Pixian watercress is brewed with broad beans, peppers and salt. It is a local specialty of Pixian County in Chengdu. Its color is bright, moist and spicy. Pixian watercress is the most important seasoning of red soup hot pot. When used in soup brine, it can increase the umami flavor and fragrance, and make the soup warm, fragrant, thick and bright.

Fermented soybean

Douchi is brewed with soybeans, salt and spices, with mellow smell, yellow and black color, oily and soft seeds, and fresh and sweet taste. Chongqing Yongchuan Douchi tastes good. When used in soup brine, douchi can increase the salty and mellow taste.

Red pepper

Dried Chili peppers are pungent and warm, can dispel cold and strengthen the stomach, and have bright red color and strong spicy taste. There are many kinds of dried peppers, including big gold bars, two gold bars, five-leaf peppers, morning peppers, seven-star peppers, dahongpao, millet peppers and so on. Adding dried pepper to the bottom of hot pot soup can remove fishy smell, relieve boredom, inhibit odor, and increase spicy taste and color.

Sichuan pepper

Zanthoxylum bungeanum is pungent, warm and numb, and can warm the middle warmer, dispel cold, remove dampness and relieve pain.
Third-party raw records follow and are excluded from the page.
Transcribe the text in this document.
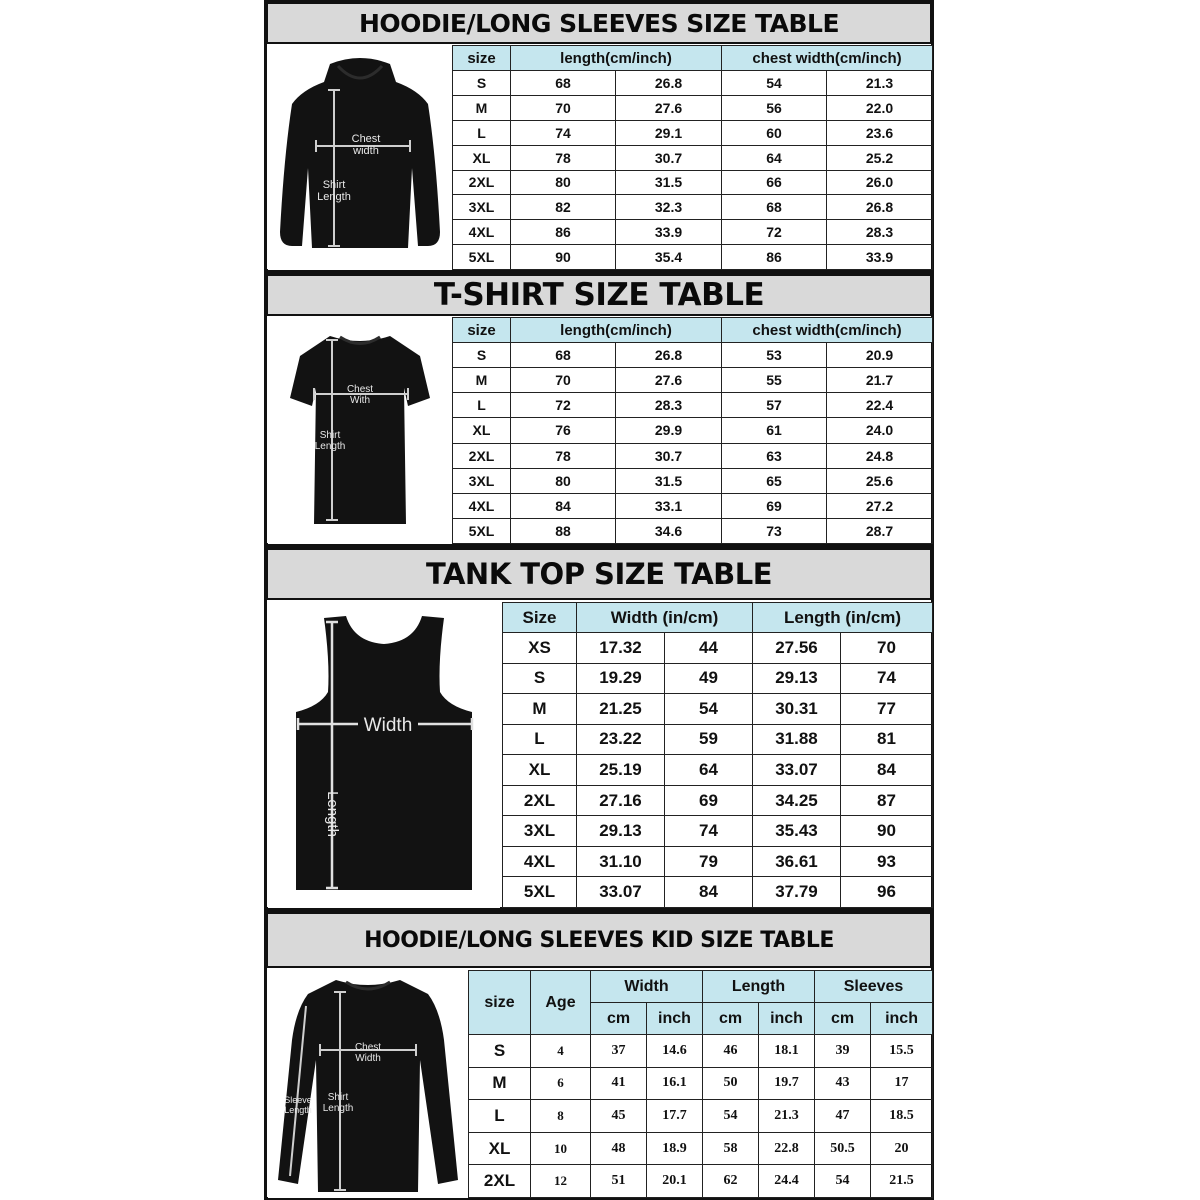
HOODIE/LONG SLEEVES SIZE TABLE
Chest
width
Shirt
Length
size	length(cm/inch)		chest width(cm/inch)	
S	68	26.8	54	21.3
M	70	27.6	56	22.0
L	74	29.1	60	23.6
XL	78	30.7	64	25.2
2XL	80	31.5	66	26.0
3XL	82	32.3	68	26.8
4XL	86	33.9	72	28.3
5XL	90	35.4	86	33.9
T-SHIRT SIZE TABLE
Chest
With
Shirt
Length
size	length(cm/inch)		chest width(cm/inch)	
S	68	26.8	53	20.9
M	70	27.6	55	21.7
L	72	28.3	57	22.4
XL	76	29.9	61	24.0
2XL	78	30.7	63	24.8
3XL	80	31.5	65	25.6
4XL	84	33.1	69	27.2
5XL	88	34.6	73	28.7
TANK TOP SIZE TABLE
Width
Length
Size	Width (in/cm)		Length (in/cm)	
XS	17.32	44	27.56	70
S	19.29	49	29.13	74
M	21.25	54	30.31	77
L	23.22	59	31.88	81
XL	25.19	64	33.07	84
2XL	27.16	69	34.25	87
3XL	29.13	74	35.43	90
4XL	31.10	79	36.61	93
5XL	33.07	84	37.79	96
HOODIE/LONG SLEEVES KID SIZE TABLE
Chest
Width
Shirt
Length
Sleeve
Length
size	Age	Width		Length		Sleeves	
		cm	inch	cm	inch	cm	inch
S	4	37	14.6	46	18.1	39	15.5
M	6	41	16.1	50	19.7	43	17
L	8	45	17.7	54	21.3	47	18.5
XL	10	48	18.9	58	22.8	50.5	20
2XL	12	51	20.1	62	24.4	54	21.5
Shaanxi Zanthoxylum bungeanum, Sichuan Mao Wen Zanthoxylum bungeanum and Qingxi Zanthoxylum bungeanum are the best varieties. Zanthoxylum bungeanum is an important seasoning for hot pot. When used in soup brine, it can inhibit the fishy smell, eliminate the difference and enhance the freshness.

old ginger

Ginger is pungent and wet. It contains the volatile oil gingerol. It has a special spicy taste. When ginger is used in red soup and clear soup brine, it can effectively remove fishy smell and inhibit odor. It can enhance fragrance and taste.

garlic

Garlic is spicy and fragrant. Contains volatile oil and second-rate compounds. Garlic is mainly used for flavoring, enhancing fragrance, inhibiting fishy smell and removing peculiar smell.

Glutinous rice wine

The wine is made of glutinous rice, the rice grains are soft but not rotten, and the wine juice is mellow, sweet and delicious, thick but not miscellaneous, thick but not sticky. Adding fermented grains to the bottom material of hot pot soup brine can increase freshness, inhibit fishy smell and make soup brine sweet again.

salt

The scientific name of salt is sodium chloride, which is a small crystalline particle with salty taste. It can detoxify, cool blood, moisten dryness and stop oxygen. Salt plays a role in determining taste, seasoning, refreshing, relieving boredom and removing fishy smell in hot pot.

crystal sugar

Crystal sugar is a replica of sucrose, which is sweet in taste and flat in nature. It is used for crystallization, benefiting qi, moistening dryness and clearing heat. When boiling hot pot soup brine, add rock sugar grams to make the soup mellow and sweet, which can relieve spicy stimulation.

Cooking wine

Cooking wine is made of glutinous rice as the main raw material, which has a soft taste and a special aroma. The main functions of cooking wine in hot pot soup are to enhance fragrance, color, fishy smell and odor.

monosodium glutamate

MSG is extracted from protein-containing substances such as soybean, wheat and kelp, and it tastes delicious. It can help the chafing dish to be fresh and fragrant.

chicken essence

Chicken essence is a powerful fresh-keeping product that has been widely used in recent years. It is refined from eggs and sodium bran. The umami flavor of chicken essence comes from amino acids decomposed by protein. The role of chicken essence is to enhance the umami flavor and taste.

pepper

Pepper belongs to temperate zone with pungent taste and rich aroma, which has the effects of warming the middle warmer, dispelling cold, invigorating the stomach and regulating qi. Used to remove fishy smell, inhibit odor, enhance fragrance and taste of broth hotpot.